There were also differences between the groups in the rate of exacerbation (any exacerbation per year) and severity of exacerbations defined by requirement for use of oral corticosteroids and hospitalisations: the risk of one or more hospitalisations over 16 months was 24% in controls compared to 8% (95% CI 3% to 21%) in the sputum arm. Data for clinical symptoms, quality of life and spirometry were not significantly different between groups. The mean dose of inhaled corticosteroids per day was also similar in both groups. However sputum induction was not always possible.
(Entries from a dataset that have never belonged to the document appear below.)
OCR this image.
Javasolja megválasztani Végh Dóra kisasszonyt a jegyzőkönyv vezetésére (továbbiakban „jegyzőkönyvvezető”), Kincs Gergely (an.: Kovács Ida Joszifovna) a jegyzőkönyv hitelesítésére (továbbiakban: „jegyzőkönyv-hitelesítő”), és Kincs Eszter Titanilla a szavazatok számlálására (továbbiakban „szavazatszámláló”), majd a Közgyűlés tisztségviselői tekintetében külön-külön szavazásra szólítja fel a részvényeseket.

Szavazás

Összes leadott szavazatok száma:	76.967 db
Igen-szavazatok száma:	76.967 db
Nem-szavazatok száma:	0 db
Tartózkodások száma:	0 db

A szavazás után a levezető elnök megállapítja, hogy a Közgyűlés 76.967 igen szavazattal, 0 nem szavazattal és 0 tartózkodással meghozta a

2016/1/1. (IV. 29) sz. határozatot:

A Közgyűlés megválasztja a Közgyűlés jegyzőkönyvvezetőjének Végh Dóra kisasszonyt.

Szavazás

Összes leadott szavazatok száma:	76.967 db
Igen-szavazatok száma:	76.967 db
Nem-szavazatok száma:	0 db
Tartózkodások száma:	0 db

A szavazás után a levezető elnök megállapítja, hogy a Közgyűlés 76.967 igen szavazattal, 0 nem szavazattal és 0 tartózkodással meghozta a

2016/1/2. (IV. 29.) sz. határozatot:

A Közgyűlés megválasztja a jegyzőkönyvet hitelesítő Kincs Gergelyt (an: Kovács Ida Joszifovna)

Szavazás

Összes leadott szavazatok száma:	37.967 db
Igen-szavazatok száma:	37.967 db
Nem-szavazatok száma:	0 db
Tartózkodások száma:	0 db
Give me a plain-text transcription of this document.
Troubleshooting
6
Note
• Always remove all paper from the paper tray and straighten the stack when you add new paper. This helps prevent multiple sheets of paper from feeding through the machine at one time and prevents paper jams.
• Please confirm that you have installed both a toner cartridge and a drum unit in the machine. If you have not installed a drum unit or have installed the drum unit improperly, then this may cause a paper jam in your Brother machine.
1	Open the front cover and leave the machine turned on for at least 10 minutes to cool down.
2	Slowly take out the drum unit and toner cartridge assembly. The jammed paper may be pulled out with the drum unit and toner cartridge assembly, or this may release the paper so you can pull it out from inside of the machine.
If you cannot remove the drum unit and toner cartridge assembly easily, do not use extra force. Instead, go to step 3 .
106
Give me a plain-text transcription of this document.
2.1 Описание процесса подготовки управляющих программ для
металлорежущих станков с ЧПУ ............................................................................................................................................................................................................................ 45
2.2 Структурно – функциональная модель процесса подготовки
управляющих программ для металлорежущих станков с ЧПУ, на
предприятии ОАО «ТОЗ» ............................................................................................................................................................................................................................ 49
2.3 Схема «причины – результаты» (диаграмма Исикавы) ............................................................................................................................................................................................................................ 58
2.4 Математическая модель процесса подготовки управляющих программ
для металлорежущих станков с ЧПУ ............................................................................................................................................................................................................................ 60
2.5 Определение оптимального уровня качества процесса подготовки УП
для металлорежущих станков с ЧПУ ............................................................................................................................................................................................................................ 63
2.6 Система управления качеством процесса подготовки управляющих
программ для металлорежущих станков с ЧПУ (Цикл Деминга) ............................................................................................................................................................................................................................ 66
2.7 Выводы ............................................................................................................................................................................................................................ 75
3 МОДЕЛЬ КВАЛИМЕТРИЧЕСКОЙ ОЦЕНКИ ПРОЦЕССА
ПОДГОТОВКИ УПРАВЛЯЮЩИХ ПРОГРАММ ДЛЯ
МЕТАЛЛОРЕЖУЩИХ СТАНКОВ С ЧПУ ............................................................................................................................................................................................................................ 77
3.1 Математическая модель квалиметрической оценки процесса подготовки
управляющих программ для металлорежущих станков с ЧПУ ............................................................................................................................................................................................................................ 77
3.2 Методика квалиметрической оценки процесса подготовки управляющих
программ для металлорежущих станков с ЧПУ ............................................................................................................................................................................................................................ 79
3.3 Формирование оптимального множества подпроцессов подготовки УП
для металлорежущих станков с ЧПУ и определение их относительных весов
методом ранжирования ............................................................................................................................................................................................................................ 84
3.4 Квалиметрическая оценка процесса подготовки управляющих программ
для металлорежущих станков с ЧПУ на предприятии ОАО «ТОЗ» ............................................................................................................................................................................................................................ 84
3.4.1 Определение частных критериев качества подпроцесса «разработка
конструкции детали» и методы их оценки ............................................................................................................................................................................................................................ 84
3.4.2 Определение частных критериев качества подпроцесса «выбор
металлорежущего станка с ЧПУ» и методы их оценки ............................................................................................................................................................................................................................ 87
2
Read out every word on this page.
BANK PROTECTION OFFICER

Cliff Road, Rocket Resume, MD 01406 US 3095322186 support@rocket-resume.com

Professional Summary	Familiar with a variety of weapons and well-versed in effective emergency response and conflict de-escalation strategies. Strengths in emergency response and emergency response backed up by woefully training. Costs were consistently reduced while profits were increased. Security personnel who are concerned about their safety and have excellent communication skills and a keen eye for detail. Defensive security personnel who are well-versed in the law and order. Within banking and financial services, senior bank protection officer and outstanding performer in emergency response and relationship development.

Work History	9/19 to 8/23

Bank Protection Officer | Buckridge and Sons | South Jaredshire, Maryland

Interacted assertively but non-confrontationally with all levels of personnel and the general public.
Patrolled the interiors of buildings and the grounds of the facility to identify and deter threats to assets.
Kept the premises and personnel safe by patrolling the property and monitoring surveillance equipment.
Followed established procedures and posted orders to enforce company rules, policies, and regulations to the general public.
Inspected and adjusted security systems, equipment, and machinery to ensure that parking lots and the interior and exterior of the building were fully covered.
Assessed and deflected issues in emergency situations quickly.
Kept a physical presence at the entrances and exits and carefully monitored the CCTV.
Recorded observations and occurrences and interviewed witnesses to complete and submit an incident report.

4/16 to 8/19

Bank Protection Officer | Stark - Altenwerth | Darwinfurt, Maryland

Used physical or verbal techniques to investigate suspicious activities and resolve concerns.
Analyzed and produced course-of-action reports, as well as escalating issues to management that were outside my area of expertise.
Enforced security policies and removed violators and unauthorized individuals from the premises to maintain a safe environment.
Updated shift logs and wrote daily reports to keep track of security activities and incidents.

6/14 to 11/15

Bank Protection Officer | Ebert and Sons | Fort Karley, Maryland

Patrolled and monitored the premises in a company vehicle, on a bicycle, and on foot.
The included studies did not record any adverse events.
One study was not blinded and thus was considered to have a high risk of bias. However, when this study was removed in a sensitivity analysis, the difference between the groups for the primary outcome (exacerbations) remained statistically significant between groups. The GRADE quality of the evidence ranged from moderate (for the outcomes 'Occurrence of any exacerbation' and 'Hospitalisation' ) to low (for the outcome 'Mean dose of inhaled corticosteroids per person per day') due to the inconsistency in defining exacerbations and the small number of hospital admissions.